Di solito la sinistra e i sindacati considerano il reddito come un ammortizzatore sociale. Lei ritiene che sia un approccio corretto?Assolutamente no. Oggi non è più possibile considerarlo come uno tra i tanti ammortizzatori sociali perchè dobbiamo cominciare a lavorare sulla distribuzione delle risorse. L’idea degli ammortizzatori sociali riflette un modo di guardare al precariato come un problema sostanzialmente transitorio che l’intervento dei governanti farà rientrare in una situazione di normalità. Oggi non è più così e il reddito è una precondizione della cittadinanza, uno strumento per affermare la pienezza della vita di una persona. Riguarda anche i lavoratori che si trovano in difficoltà, ma è un diritto di tutti i cittadini.

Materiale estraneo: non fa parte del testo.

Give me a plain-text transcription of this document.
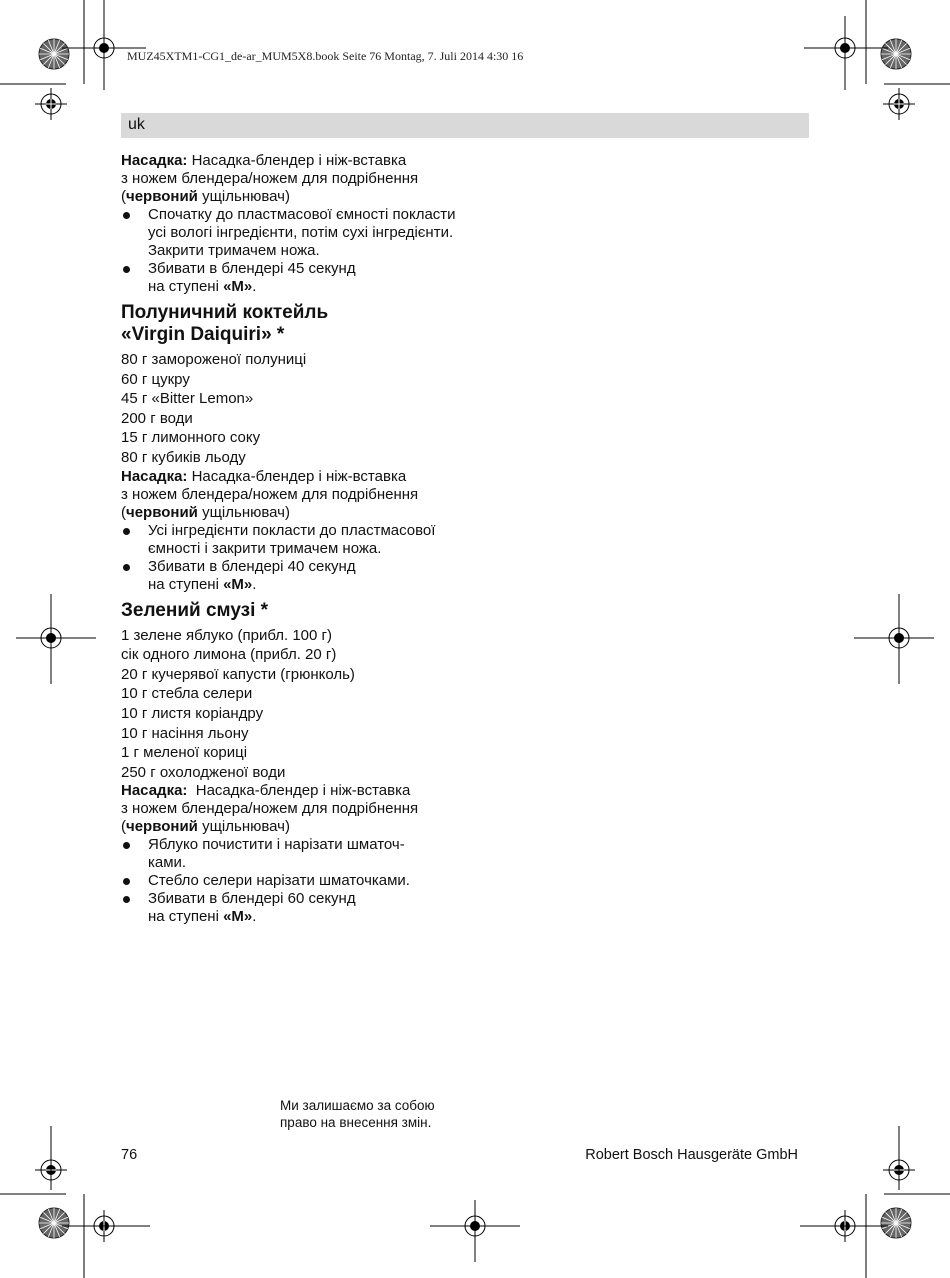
MUZ45XTM1-CG1_de-ar_MUM5X8.book Seite 76 Montag, 7. Juli 2014 4:30 16
uk

Насадка: Насадка-блендер і ніж-вставка

з ножем блендера/ножем для подрібнення

(червоний ущільнювач)

Спочатку до пластмасової ємності покласти усі вологі інгредієнти, потім сухі інгредієнти. Закрити тримачем ножа.
Збивати в блендері 45 секунд
на ступені «M».
Полуничний коктейль
«Virgin Daiquiri» *

80 г замороженої полуниці

60 г цукру

45 г «Bitter Lemon»

200 г води

15 г лимонного соку

80 г кубиків льоду

Насадка: Насадка-блендер і ніж-вставка

з ножем блендера/ножем для подрібнення

(червоний ущільнювач)

Усі інгредієнти покласти до пластмасової ємності і закрити тримачем ножа.
Збивати в блендері 40 секунд
на ступені «M».
Зелений смузі *

1 зелене яблуко (прибл. 100 г)

сік одного лимона (прибл. 20 г)

20 г кучерявої капусти (грюнколь)

10 г стебла селери

10 г листя коріандру

10 г насіння льону

1 г меленої кориці

250 г охолодженої води

Насадка:  Насадка-блендер і ніж-вставка

з ножем блендера/ножем для подрібнення

(червоний ущільнювач)

Яблуко почистити і нарізати шматоч-ками.
Стебло селери нарізати шматочками.
Збивати в блендері 60 секунд
на ступені «M».
Ми залишаємо за собою
право на внесення змін.
76	Robert Bosch Hausgeräte GmbH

Perchè forse allora c’era l’autunno caldo, la migliore cultura giuslavoristica con Giugni, Romagnoli, Mancini sostenne l’avanzata del movimento operaio. Oggi non è così…C’è una certa sordità del sindacato perché ritiene che gli strumenti acquisiti siano sufficienti per fronteggiare qualsiasi situazione. Ricordo che Romagnoli gli ha rivolto critiche molto severe quando abbiamo elaborato e firmato il referendum contro le modifiche all’articolo 18 e contro l’articolo 8. In generale trovo spaventoso constatare i guasti della progressiva emarginazione del dialogo con la cultura politica. E questo non accade solo nel mondo del lavoro.